I can (just about) remember being in drinking schools with the likes of really serious imbibers of the calibre of Dave Mackay, Alan Gilzean and Bobby Moore. They could all drink Jimmy under the table, but for medical as much as physical or psychological reasons it was Greavsie who emerged with the burden of alcoholism.
In collaboration with his manager Terry Baker and my son, heir, partner and best friend Michael, I am publishing a limited edition book called Jimmy Greaves At Seventy. We are describing it as the most complete Greavsie story, which is not an exaggeration – because nobody has written about Jimmy in his seventh decade before.
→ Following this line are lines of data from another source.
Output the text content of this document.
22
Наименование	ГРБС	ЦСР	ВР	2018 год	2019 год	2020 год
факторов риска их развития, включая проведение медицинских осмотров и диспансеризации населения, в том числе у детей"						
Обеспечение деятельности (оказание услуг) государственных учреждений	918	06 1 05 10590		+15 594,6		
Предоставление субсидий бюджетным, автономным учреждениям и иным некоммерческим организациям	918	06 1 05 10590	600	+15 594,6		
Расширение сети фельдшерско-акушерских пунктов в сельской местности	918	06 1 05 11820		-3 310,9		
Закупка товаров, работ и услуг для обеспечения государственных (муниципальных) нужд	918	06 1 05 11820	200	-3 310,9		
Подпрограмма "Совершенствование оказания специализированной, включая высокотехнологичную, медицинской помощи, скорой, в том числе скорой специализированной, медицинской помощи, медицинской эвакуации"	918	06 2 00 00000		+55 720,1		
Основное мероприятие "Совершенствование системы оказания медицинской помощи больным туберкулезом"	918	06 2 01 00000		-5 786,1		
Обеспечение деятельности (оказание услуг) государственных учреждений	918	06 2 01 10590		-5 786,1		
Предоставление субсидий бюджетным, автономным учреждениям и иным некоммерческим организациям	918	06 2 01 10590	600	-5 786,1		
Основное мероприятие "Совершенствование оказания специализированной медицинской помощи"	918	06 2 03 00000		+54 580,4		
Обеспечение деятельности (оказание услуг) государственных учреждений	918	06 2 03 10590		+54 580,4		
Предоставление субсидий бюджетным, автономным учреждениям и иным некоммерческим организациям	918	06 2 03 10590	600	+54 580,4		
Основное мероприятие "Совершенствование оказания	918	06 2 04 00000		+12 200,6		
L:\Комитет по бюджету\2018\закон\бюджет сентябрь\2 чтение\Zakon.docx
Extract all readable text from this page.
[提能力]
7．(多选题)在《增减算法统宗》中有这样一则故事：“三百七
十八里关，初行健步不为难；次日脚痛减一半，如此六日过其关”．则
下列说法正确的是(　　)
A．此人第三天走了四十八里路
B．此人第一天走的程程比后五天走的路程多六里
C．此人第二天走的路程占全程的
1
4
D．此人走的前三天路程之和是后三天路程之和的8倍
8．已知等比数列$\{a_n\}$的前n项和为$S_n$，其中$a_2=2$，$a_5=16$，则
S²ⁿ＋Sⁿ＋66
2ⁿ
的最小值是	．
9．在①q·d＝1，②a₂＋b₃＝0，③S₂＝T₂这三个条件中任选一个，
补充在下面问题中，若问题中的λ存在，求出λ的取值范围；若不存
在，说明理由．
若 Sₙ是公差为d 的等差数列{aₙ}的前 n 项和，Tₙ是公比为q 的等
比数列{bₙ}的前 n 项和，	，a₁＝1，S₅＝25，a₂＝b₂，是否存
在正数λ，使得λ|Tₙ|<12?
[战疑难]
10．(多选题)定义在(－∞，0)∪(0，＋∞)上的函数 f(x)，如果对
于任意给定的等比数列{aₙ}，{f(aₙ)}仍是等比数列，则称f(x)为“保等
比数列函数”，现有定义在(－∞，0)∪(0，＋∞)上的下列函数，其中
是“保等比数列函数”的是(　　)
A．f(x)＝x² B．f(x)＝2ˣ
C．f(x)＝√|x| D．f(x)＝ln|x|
Jimmy introduces and autographs the book, which he dedicates to his tribe of 12 grandchildren – “so that they know I have not always been a fat old git with two new knees”.
After having appeared on Setanta’s FA Cup final broadcast last year along with Ian St John, Jimmy is currently on a nationwide tour performing his stand-up comedy act (”I’m not sure whether it’s me final farewell tour or me comeback, you’ll have to ask me manager.”)
Jimmy has always done everything better than most people on the planet, whether it’s playing football, entertaining on television or drinking (he has not touched a drop since 1978, but still refers to himself as a recovering alcoholic).
Now he tells jokes better than most stand-up comedians, and he gets standing ovations at every one of his shows. The Fat Old Git on Two New Knees is (as he would say) a legless legend.
I wonder if anybody will ever write a book called Messi at Seventy?